[CentOS] Authentication Problems

Wed Feb 16 12:59:16 UTC 2011
David Sommerseth <dazo at users.sourceforge.net>

On 16/02/11 13:28, James Bensley wrote:
> Hi List,
> 
> We have a CentOS VPS running a web site in a DC far away. The chap that
> dev's this site told me he couldn't SFTP in yesterday, his password was
> being rejected (I went to his desk to confirm and saw it was telling him
> the password was incorrect but neither him nor me had changed it and we are
> the only two with access to this VPS). So I logged in as root and reset his
> password, be he still couldn't log in (same problem, claiming the password
> was wrong).
> 
> [root at server ~]# passwd webdevuser
> Changing password for user webdevuser.
> New UNIX password:
> Retype new UNIX password:
> passwd: all authentication tokens updates successfully.
> 
> I tried to SSH in as the web dev user and it wouldn't let me in.

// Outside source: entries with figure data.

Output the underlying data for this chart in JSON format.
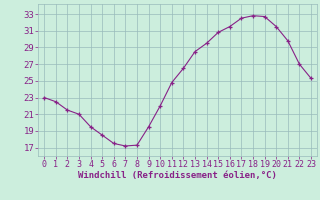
{
  "x": [
    0,
    1,
    2,
    3,
    4,
    5,
    6,
    7,
    8,
    9,
    10,
    11,
    12,
    13,
    14,
    15,
    16,
    17,
    18,
    19,
    20,
    21,
    22,
    23
  ],
  "y": [
    23,
    22.5,
    21.5,
    21,
    19.5,
    18.5,
    17.5,
    17.2,
    17.3,
    19.5,
    22,
    24.8,
    26.5,
    28.5,
    29.5,
    30.8,
    31.5,
    32.5,
    32.8,
    32.7,
    31.5,
    29.8,
    27,
    25.3
  ],
  "line_color": "#882288",
  "marker_color": "#882288",
  "bg_color": "#cceedd",
  "grid_color": "#99bbbb",
  "xlabel": "Windchill (Refroidissement éolien,°C)",
  "ylabel_ticks": [
    17,
    19,
    21,
    23,
    25,
    27,
    29,
    31,
    33
  ],
  "xtick_labels": [
    "0",
    "1",
    "2",
    "3",
    "4",
    "5",
    "6",
    "7",
    "8",
    "9",
    "10",
    "11",
    "12",
    "13",
    "14",
    "15",
    "16",
    "17",
    "18",
    "19",
    "20",
    "21",
    "22",
    "23"
  ],
  "ylim": [
    16.0,
    34.2
  ],
  "xlim": [
    -0.5,
    23.5
  ],
  "axis_label_color": "#882288",
  "tick_color": "#882288",
  "font_size_xlabel": 6.5,
  "font_size_yticks": 6.5,
  "font_size_xticks": 6.0
}
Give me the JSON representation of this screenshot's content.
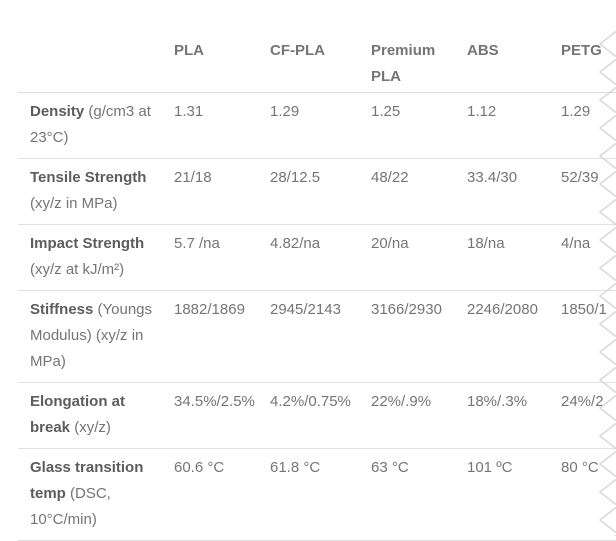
{
  "table": {
    "corner_label": "",
    "columns": [
      "PLA",
      "CF-PLA",
      "Premium PLA",
      "ABS",
      "PETG"
    ],
    "rows": [
      {
        "property": "Density",
        "property_detail": " (g/cm3 at 23°C)",
        "values": [
          "1.31",
          "1.29",
          "1.25",
          "1.12",
          "1.29"
        ]
      },
      {
        "property": "Tensile Strength",
        "property_detail": " (xy/z in MPa)",
        "values": [
          "21/18",
          "28/12.5",
          "48/22",
          "33.4/30",
          "52/39"
        ]
      },
      {
        "property": "Impact Strength",
        "property_detail": " (xy/z at kJ/m²)",
        "values": [
          "5.7 /na",
          "4.82/na",
          "20/na",
          "18/na",
          "4/na"
        ]
      },
      {
        "property": "Stiffness",
        "property_detail": " (Youngs Modulus) (xy/z in MPa)",
        "values": [
          "1882/1869",
          "2945/2143",
          "3166/2930",
          "2246/2080",
          "1850/1"
        ]
      },
      {
        "property": "Elongation at break",
        "property_detail": " (xy/z)",
        "values": [
          "34.5%/2.5%",
          "4.2%/0.75%",
          "22%/.9%",
          "18%/.3%",
          "24%/2"
        ]
      },
      {
        "property": "Glass transition temp",
        "property_detail": " (DSC, 10°C/min)",
        "values": [
          "60.6 °C",
          "61.8 °C",
          "63 °C",
          "101 ºC",
          "80 °C"
        ]
      }
    ]
  },
  "colors": {
    "text": "#757575",
    "label_bold_text": "#5d5d5d",
    "row_divider": "#e1e1e1",
    "torn_edge": "#d8d8d8",
    "background": "#ffffff"
  }
}
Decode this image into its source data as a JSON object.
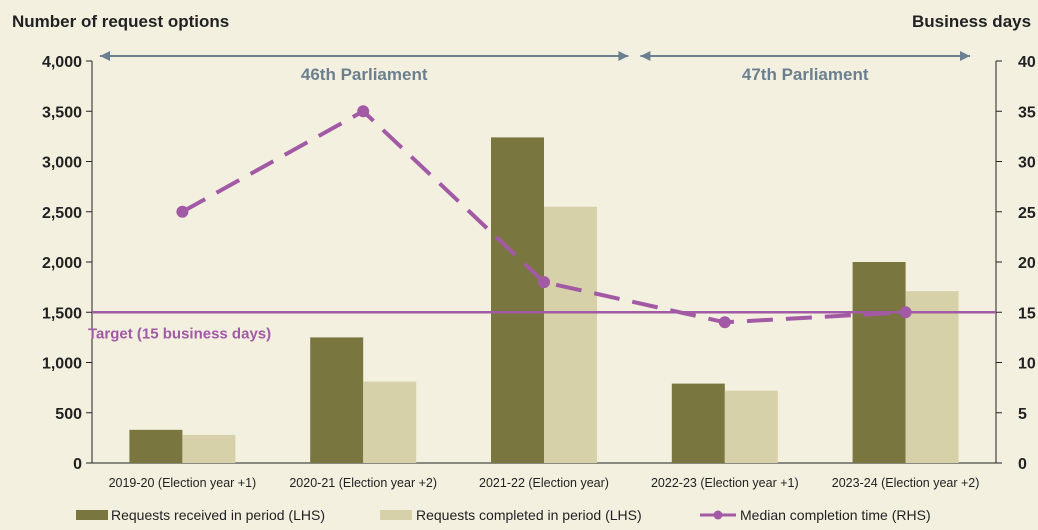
{
  "chart_data": {
    "type": "bar",
    "title_left": "Number of request options",
    "title_right": "Business days",
    "categories": [
      "2019-20 (Election year +1)",
      "2020-21 (Election year +2)",
      "2021-22 (Election year)",
      "2022-23 (Election year +1)",
      "2023-24 (Election year +2)"
    ],
    "series": [
      {
        "name": "Requests received in period (LHS)",
        "type": "bar",
        "axis": "left",
        "color": "#7a7640",
        "values": [
          330,
          1250,
          3240,
          790,
          2000
        ]
      },
      {
        "name": "Requests completed in period (LHS)",
        "type": "bar",
        "axis": "left",
        "color": "#d6d1a8",
        "values": [
          280,
          810,
          2550,
          720,
          1710
        ]
      },
      {
        "name": "Median completion time (RHS)",
        "type": "line",
        "axis": "right",
        "color": "#a35aa5",
        "dashed": true,
        "values": [
          25,
          35,
          18,
          14,
          15
        ]
      }
    ],
    "y_left": {
      "min": 0,
      "max": 4000,
      "ticks": [
        "0",
        "500",
        "1,000",
        "1,500",
        "2,000",
        "2,500",
        "3,000",
        "3,500",
        "4,000"
      ]
    },
    "y_right": {
      "min": 0,
      "max": 40,
      "ticks": [
        "0",
        "5",
        "10",
        "15",
        "20",
        "25",
        "30",
        "35",
        "40"
      ]
    },
    "target": {
      "label": "Target (15 business days)",
      "value": 15,
      "color": "#a35aa5"
    },
    "annotations": [
      {
        "label": "46th Parliament",
        "from_category": 0,
        "to_category": 2
      },
      {
        "label": "47th Parliament",
        "from_category": 3,
        "to_category": 4
      }
    ],
    "arrow_color": "#6b7f8f",
    "legend_position": "bottom"
  }
}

Returning
> back to my root console window;
> 
> [root at server ~]# su - webdevuser
> [webdevuser at server ~]# passwd
> Changing password for user webdevuser.
> Changing password for webdevuser.
> (current) UNIX password:
> passwd: Authentication token manipulation error
> 
> Firstly; I am stracthing my head as to why his password was no longer
> working in the first place?
> 
> Secondly; Why I can't reset it?
> 
> Googling around many people suggest there is a discrepancy between the
> /etc/passwd and /etc/shadow files and by deleting /etc/shadow and using
> pwconv to recreate shadow and the same for /etc/groups, deleting gshadow
> recreating it with grpconv will solve the problem but I still can't login
> as the web dev user.
> 
> Any ideas anyone?

- Could the account have become locked somehow?  (passwd -u $user)  Or
could the account have become expired?

- Are the permissions strict on the users ~/.ssh?  (0700 on the directory,
and 0600 on any files inside that directory - like authorized_keys ...)

- Is SELinux in Enforced mode and are the SELinux file context correct on
/home?  (restorecon -rv /home)


Also double check /var/log/messages, /var/log/secure and
/var/log/audit/audit.log carefully when trying to log in as that user.